#FOMCMeeting On June 17-18, 2025, the Federal Open Market Committee of the U.S. Federal Reserve held its regular two-day meeting to assess the current economic situation and decide on the path of interest rates. This session was marked by several external and internal factors that influenced monetary policy makers' deliberations:
Conditions of the U.S. economy before the meeting
Data from May showed a slowdown in retail sales and industrial production, raising concerns about a decline in economic growth and potentially entering a mild recession, while the unemployment rate remained low at around 3.5%, providing partial support for domestic demand.
Geopolitical tensions and their impact on monetary policy
The period leading up to the meeting saw rising tensions between Israel and Iran, which temporarily pushed oil prices higher and brought back to the forefront the risks of imported inflation, a major concern for participants in the FOMC meeting.
Expectations before the interest rate decision
Analysts reached a consensus that the interest rate would remain unchanged in the range of 4.25–4.50%, with a likelihood of reducing the number of expected rate cuts for 2025 in the accompanying 'dot plot' of the economic projections summary, in light of increasing risks to inflation and growth.
Meeting outcomes and press announcement
On June 18, the committee announced that it would keep the interest rate unchanged, with a slight modification in the statement emphasizing 'the need to monitor the impact of tariffs and geopolitical tensions on inflationary conditions.' It stressed that any future policy change would be driven by new economic data.
Federal Reserve's forward guidance and tone
In the press conference, the Federal Reserve Chairman indicated that the committee intends to adopt a 'wait-and-see approach' to assess the effects of trade policies and actual price data, hinting that the first interest rate cut may be delayed until after September instead of mid-year as previously expected.
Reactions from financial markets
Immediately after the decision was announced, U.S. Treasury futures experienced slight volatility, while the S&P 500 index rose by 0.8% driven by the committee's reaffirmation of support for growth.
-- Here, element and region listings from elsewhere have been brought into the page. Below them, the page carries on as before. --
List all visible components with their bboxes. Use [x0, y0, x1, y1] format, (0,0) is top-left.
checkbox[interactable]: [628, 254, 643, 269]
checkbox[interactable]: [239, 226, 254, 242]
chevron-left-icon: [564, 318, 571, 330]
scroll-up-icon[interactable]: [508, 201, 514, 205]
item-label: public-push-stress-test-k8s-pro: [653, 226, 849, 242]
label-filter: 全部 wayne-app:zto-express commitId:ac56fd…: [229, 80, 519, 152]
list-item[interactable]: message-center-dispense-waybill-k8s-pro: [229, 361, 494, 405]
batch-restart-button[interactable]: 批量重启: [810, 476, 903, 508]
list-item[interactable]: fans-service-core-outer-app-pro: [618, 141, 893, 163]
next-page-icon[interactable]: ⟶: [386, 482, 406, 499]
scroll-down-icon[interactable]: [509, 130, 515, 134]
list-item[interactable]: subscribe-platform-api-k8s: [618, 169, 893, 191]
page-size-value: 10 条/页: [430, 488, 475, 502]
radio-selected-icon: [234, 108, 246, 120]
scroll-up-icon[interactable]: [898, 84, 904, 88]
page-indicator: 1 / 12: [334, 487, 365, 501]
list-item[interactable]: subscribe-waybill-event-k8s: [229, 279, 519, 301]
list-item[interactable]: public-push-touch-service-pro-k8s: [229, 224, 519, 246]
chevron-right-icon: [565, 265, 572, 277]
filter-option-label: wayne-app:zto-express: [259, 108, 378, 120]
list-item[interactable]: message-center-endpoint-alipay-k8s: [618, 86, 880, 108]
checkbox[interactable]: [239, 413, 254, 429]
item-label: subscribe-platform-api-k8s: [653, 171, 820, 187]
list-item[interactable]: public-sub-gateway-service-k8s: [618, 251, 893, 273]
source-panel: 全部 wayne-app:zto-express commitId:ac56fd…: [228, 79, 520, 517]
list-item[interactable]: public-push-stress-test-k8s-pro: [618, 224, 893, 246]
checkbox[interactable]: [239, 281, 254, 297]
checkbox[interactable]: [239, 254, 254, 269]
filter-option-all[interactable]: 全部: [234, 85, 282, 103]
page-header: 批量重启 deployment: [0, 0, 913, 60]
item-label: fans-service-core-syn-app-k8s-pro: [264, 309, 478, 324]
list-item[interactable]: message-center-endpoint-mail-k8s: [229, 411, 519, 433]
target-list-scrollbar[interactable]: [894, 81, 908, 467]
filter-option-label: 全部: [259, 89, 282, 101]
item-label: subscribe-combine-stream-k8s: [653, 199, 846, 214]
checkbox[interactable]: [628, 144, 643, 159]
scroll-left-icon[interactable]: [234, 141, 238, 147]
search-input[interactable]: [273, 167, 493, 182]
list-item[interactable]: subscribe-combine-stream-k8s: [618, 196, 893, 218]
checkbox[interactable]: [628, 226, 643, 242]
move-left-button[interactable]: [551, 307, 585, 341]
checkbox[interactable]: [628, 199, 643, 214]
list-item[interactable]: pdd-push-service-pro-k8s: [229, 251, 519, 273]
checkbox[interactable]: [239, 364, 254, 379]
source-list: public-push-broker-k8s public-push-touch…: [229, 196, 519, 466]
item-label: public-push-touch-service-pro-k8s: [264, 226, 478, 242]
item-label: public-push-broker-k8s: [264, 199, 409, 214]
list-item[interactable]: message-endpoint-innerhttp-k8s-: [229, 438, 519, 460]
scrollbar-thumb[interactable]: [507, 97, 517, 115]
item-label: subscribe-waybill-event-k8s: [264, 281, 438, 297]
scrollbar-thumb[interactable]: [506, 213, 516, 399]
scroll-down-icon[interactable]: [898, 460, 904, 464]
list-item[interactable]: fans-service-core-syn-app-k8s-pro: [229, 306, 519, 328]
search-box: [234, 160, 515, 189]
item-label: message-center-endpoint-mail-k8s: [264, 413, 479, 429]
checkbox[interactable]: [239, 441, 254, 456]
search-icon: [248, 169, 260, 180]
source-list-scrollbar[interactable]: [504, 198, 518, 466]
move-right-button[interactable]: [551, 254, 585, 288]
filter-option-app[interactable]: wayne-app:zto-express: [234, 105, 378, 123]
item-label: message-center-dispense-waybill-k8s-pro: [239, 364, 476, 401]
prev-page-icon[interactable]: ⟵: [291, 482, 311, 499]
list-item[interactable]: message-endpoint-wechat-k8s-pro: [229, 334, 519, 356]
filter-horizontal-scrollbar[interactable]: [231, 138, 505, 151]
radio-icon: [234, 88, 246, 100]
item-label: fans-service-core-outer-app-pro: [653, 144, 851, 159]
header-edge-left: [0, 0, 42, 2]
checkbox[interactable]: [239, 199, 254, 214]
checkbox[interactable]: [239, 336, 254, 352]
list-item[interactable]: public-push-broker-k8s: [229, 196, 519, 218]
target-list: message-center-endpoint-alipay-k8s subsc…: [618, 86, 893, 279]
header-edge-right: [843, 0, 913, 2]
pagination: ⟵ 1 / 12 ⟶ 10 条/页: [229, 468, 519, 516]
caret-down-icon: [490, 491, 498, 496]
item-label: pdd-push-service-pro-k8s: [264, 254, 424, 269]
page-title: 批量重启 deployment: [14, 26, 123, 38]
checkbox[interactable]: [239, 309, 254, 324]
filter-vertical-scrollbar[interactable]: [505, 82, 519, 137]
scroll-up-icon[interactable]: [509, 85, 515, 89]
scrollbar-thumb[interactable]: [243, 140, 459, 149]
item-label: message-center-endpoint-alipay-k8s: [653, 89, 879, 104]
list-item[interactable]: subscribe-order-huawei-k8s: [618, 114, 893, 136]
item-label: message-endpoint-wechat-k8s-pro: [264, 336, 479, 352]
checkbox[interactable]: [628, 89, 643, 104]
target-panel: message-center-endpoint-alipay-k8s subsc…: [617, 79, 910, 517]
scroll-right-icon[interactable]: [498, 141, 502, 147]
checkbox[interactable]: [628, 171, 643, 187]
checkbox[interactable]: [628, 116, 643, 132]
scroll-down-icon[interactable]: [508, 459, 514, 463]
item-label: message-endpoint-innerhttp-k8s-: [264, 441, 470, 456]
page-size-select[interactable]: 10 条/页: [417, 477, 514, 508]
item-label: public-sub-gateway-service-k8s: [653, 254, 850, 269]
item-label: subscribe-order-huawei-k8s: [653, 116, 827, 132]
In the currency market, the U.S. dollar rose by about 0.5% against a basket of major currencies.
Medium-term outlook
This meeting reaffirms the Federal Reserve's commitment to its dual mandate of maintaining price stability and supporting employment levels, but it also reflects concerns about external shocks to the U.S. economy, with decision-makers prepared to reconsider policy if growth conditions deteriorate or inflation pressures persist at a faster pace than expected.
In conclusion, the June 2025 FOMC meeting embodied a delicate balance between inflationary concerns and potential weak growth, with a clear message that the path of interest rates will remain linked to actual economic data and developments in global markets.